The first day of the conference is traditionally reserved for the so-called PhD courses, where PhD students like Samira, Caroline, and Alexandra had the opportunity to receive feedback on their research plans from distinguished experts in the field. These sessions provided invaluable insights and offered a unique platform for personalized guidance on their doctoral projects. In the meanwhile, other attendees (including Marloes) participated in a session on the role of sustainability in donor recruitment and retention. For Marloes, the main take-away from this session was that we need to practice what we preach (to avoid claims of greenwashing). In the afternoon, Caroline, Joris, and Alexandra together hosted a workshop on bridging the gap between research and practice, aimed at encouraging better cooperation and communication between research and operational departments within blood banks.
Day 2 of the conference started with the official opening and a keynote speech by our Donor Health colleague Katja van den Hurk, followed by parallel sessions about a diversity of topics. Joris presented results of his study about the effects of a group-membership program (which is used in Australia) on donation behavior. At the same time, Louisanne presented her research plans about the ethical implications of advanced (cell) therapies for hereditary anemias. In a third parallel session, Alexandra showed the audience the preliminary results of her latest project and how a serious game can raise knowledge and awareness about plasma donation among children and adolescents in the Netherlands. Later in the day, Caroline provided an overview of incentive policies for whole blood donors in 63 different countries across the globe.

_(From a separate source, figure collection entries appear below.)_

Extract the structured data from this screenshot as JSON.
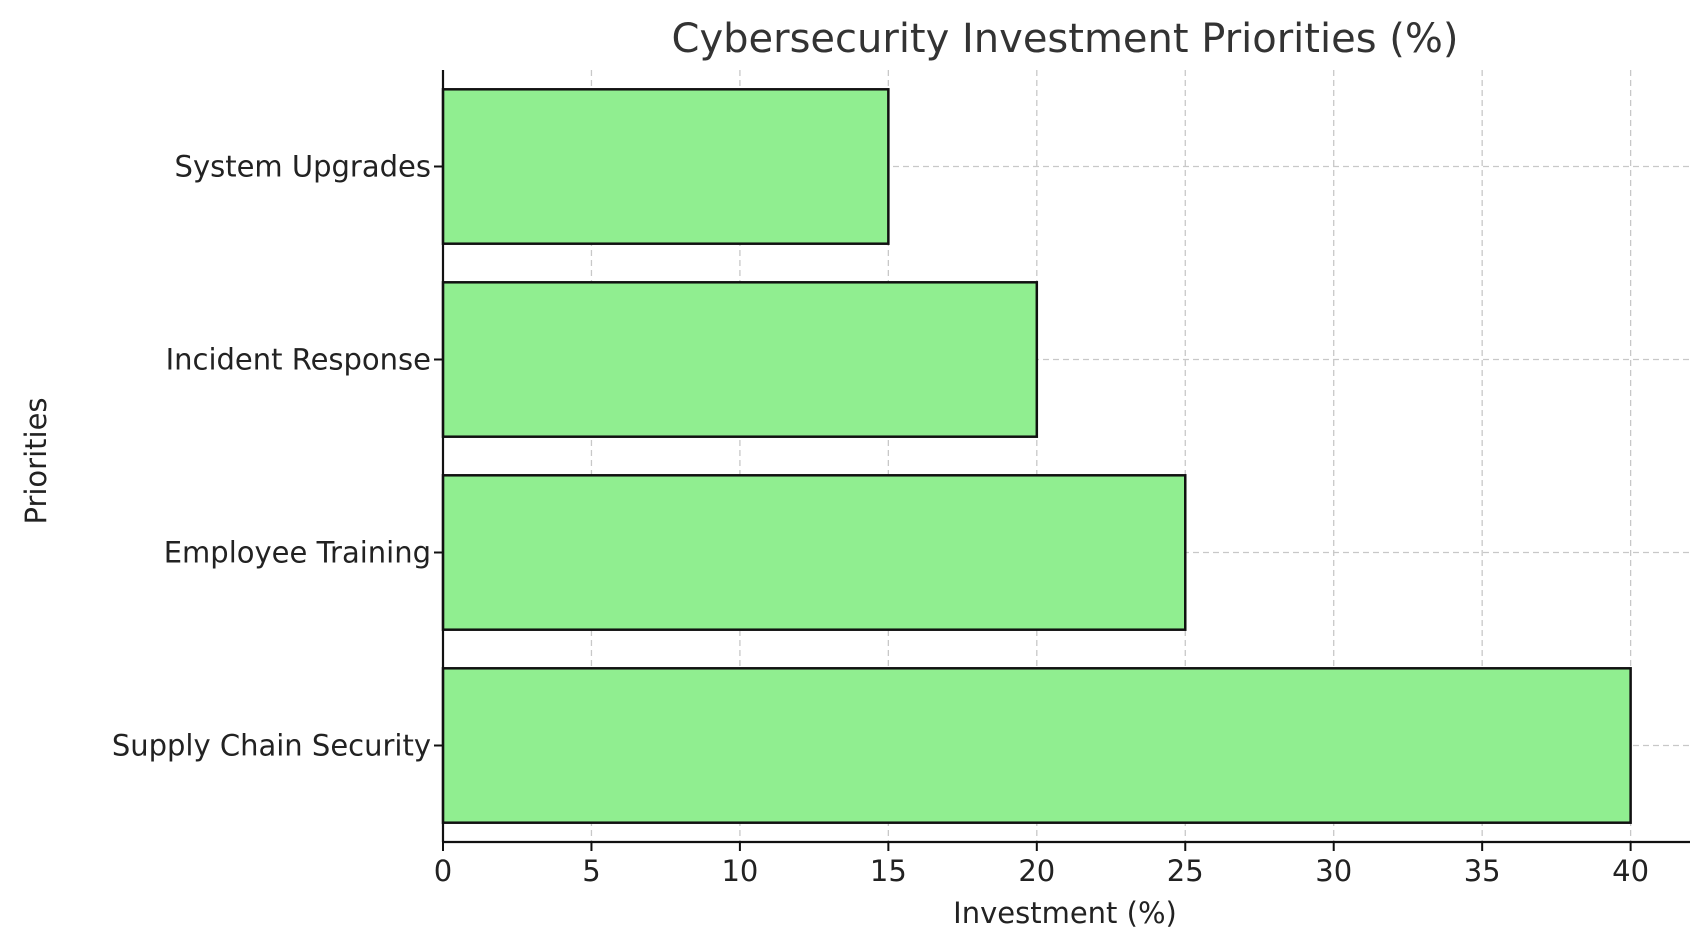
{
  "chart_data": {
    "type": "bar",
    "orientation": "horizontal",
    "title": "Cybersecurity Investment Priorities (%)",
    "xlabel": "Investment (%)",
    "ylabel": "Priorities",
    "categories": [
      "Supply Chain Security",
      "Employee Training",
      "Incident Response",
      "System Upgrades"
    ],
    "values": [
      40,
      25,
      20,
      15
    ],
    "xlim": [
      0,
      42
    ],
    "x_ticks": [
      0,
      5,
      10,
      15,
      20,
      25,
      30,
      35,
      40
    ],
    "x_tick_labels": [
      "0",
      "5",
      "10",
      "15",
      "20",
      "25",
      "30",
      "35",
      "40"
    ],
    "grid": true,
    "bar_color": "#90ee90",
    "edge_color": "#111111"
  }
}
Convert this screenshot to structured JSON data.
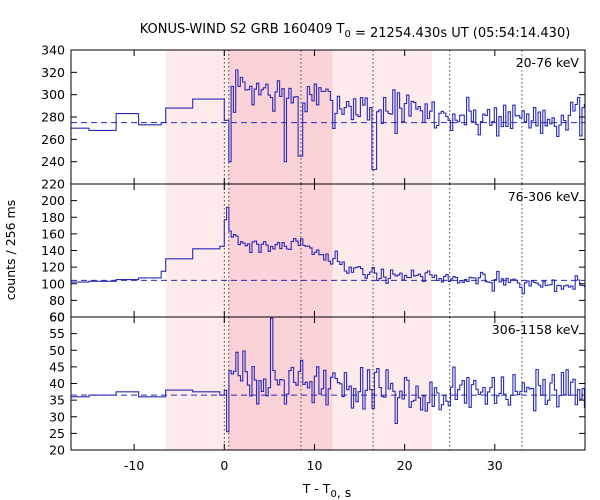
{
  "chart_data": {
    "type": "line",
    "title": "KONUS-WIND S2 GRB 160409 T0 = 21254.430s UT (05:54:14.430)",
    "xlabel": "T - T0, s",
    "ylabel": "counts / 256 ms",
    "xlim": [
      -17,
      40
    ],
    "xticks": [
      "-10",
      "0",
      "10",
      "20",
      "30"
    ],
    "xtick_values": [
      -10,
      0,
      10,
      20,
      30
    ],
    "shaded_intervals": {
      "light": [
        -6.5,
        23.0
      ],
      "dark": [
        0.5,
        12.0
      ]
    },
    "vertical_dotted_lines": [
      0.0,
      0.5,
      8.5,
      16.5,
      25.0,
      33.0
    ],
    "colors": {
      "series": "#2a2ab8",
      "background_line": "#2a2ab8",
      "shade_light": "#fdeaea",
      "shade_dark": "#fad2d8",
      "axis": "#000000"
    },
    "panels": [
      {
        "label": "20-76 keV",
        "ylim": [
          220,
          340
        ],
        "yticks": [
          "220",
          "240",
          "260",
          "280",
          "300",
          "320",
          "340"
        ],
        "ytick_values": [
          220,
          240,
          260,
          280,
          300,
          320,
          340
        ],
        "background": 275,
        "pre_steps": [
          [
            -17,
            270
          ],
          [
            -15,
            268
          ],
          [
            -12,
            283
          ],
          [
            -9.5,
            273
          ],
          [
            -7,
            275
          ],
          [
            -6.5,
            288
          ],
          [
            -3.5,
            296
          ],
          [
            0,
            277
          ]
        ],
        "burst_x_start": 0.5,
        "burst_x_end": 40,
        "burst_binwidth": 0.256,
        "burst_mean": [
          [
            0.5,
            300
          ],
          [
            2.0,
            308
          ],
          [
            6.0,
            300
          ],
          [
            10.0,
            296
          ],
          [
            14.0,
            290
          ],
          [
            20.0,
            286
          ],
          [
            25.0,
            280
          ],
          [
            40.0,
            280
          ]
        ],
        "burst_noise": 14,
        "spikes": [
          [
            0.6,
            240
          ],
          [
            6.6,
            240
          ],
          [
            8.3,
            245
          ],
          [
            16.5,
            233
          ]
        ],
        "seed": 7
      },
      {
        "label": "76-306 keV",
        "ylim": [
          60,
          220
        ],
        "yticks": [
          "60",
          "80",
          "100",
          "120",
          "140",
          "160",
          "180",
          "200"
        ],
        "ytick_values": [
          60,
          80,
          100,
          120,
          140,
          160,
          180,
          200
        ],
        "background": 104,
        "pre_steps": [
          [
            -17,
            102
          ],
          [
            -15,
            103
          ],
          [
            -12,
            105
          ],
          [
            -9.5,
            107
          ],
          [
            -7,
            115
          ],
          [
            -6.5,
            130
          ],
          [
            -3.5,
            142
          ],
          [
            -0.5,
            145
          ]
        ],
        "burst_x_start": 0,
        "burst_x_end": 40,
        "burst_binwidth": 0.256,
        "burst_mean": [
          [
            0.0,
            185
          ],
          [
            0.6,
            160
          ],
          [
            2.0,
            148
          ],
          [
            5.0,
            145
          ],
          [
            8.5,
            150
          ],
          [
            11.0,
            135
          ],
          [
            14.0,
            118
          ],
          [
            18.0,
            110
          ],
          [
            23.0,
            108
          ],
          [
            30.0,
            102
          ],
          [
            40.0,
            98
          ]
        ],
        "burst_noise": 7,
        "spikes": [
          [
            0.2,
            192
          ],
          [
            33.0,
            88
          ]
        ],
        "seed": 21
      },
      {
        "label": "306-1158 keV",
        "ylim": [
          20,
          60
        ],
        "yticks": [
          "20",
          "25",
          "30",
          "35",
          "40",
          "45",
          "50",
          "55",
          "60"
        ],
        "ytick_values": [
          20,
          25,
          30,
          35,
          40,
          45,
          50,
          55,
          60
        ],
        "background": 36.5,
        "pre_steps": [
          [
            -17,
            36
          ],
          [
            -15,
            36.5
          ],
          [
            -12,
            37.5
          ],
          [
            -9.5,
            36
          ],
          [
            -7,
            36
          ],
          [
            -6.5,
            38
          ],
          [
            -3.5,
            37.5
          ],
          [
            -0.5,
            36.5
          ]
        ],
        "burst_x_start": 0,
        "burst_x_end": 40,
        "burst_binwidth": 0.256,
        "burst_mean": [
          [
            0.0,
            42
          ],
          [
            3.0,
            43
          ],
          [
            8.0,
            41
          ],
          [
            14.0,
            39
          ],
          [
            20.0,
            38
          ],
          [
            30.0,
            37
          ],
          [
            40.0,
            36
          ]
        ],
        "burst_noise": 5.5,
        "spikes": [
          [
            0.2,
            27
          ],
          [
            0.35,
            25.5
          ],
          [
            5.2,
            60
          ],
          [
            19.0,
            28
          ]
        ],
        "seed": 33
      }
    ]
  }
}
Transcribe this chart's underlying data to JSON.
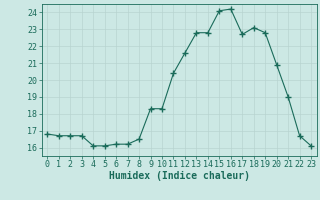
{
  "x": [
    0,
    1,
    2,
    3,
    4,
    5,
    6,
    7,
    8,
    9,
    10,
    11,
    12,
    13,
    14,
    15,
    16,
    17,
    18,
    19,
    20,
    21,
    22,
    23
  ],
  "y": [
    16.8,
    16.7,
    16.7,
    16.7,
    16.1,
    16.1,
    16.2,
    16.2,
    16.5,
    18.3,
    18.3,
    20.4,
    21.6,
    22.8,
    22.8,
    24.1,
    24.2,
    22.7,
    23.1,
    22.8,
    20.9,
    19.0,
    16.7,
    16.1
  ],
  "line_color": "#1a6b5a",
  "marker": "+",
  "marker_size": 4,
  "xlabel": "Humidex (Indice chaleur)",
  "xlim": [
    -0.5,
    23.5
  ],
  "ylim": [
    15.5,
    24.5
  ],
  "yticks": [
    16,
    17,
    18,
    19,
    20,
    21,
    22,
    23,
    24
  ],
  "xticks": [
    0,
    1,
    2,
    3,
    4,
    5,
    6,
    7,
    8,
    9,
    10,
    11,
    12,
    13,
    14,
    15,
    16,
    17,
    18,
    19,
    20,
    21,
    22,
    23
  ],
  "bg_color": "#cce8e4",
  "grid_color_major": "#b8d4d0",
  "grid_color_minor": "#d8ecea",
  "tick_color": "#1a6b5a",
  "label_color": "#1a6b5a",
  "font_family": "monospace",
  "tick_fontsize": 6,
  "xlabel_fontsize": 7
}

The third and final day of the conference was reserved for special sessions. One special session was dedicated to the SUPPLY project, in which Eva-Maria and Marloes are involved in a work package about donor recruitment and retention. Finally, Marloes organized a special session about innovation in plasma donation, which included both research and operational colleagues. In this session, Marloes shared the first results of her study about the impact of a new loyalty program on donor perceptions and donation behavior.
We look back at an excellent conference where we had fruitful discussions with international colleagues and learned many new things that we can apply in our own work.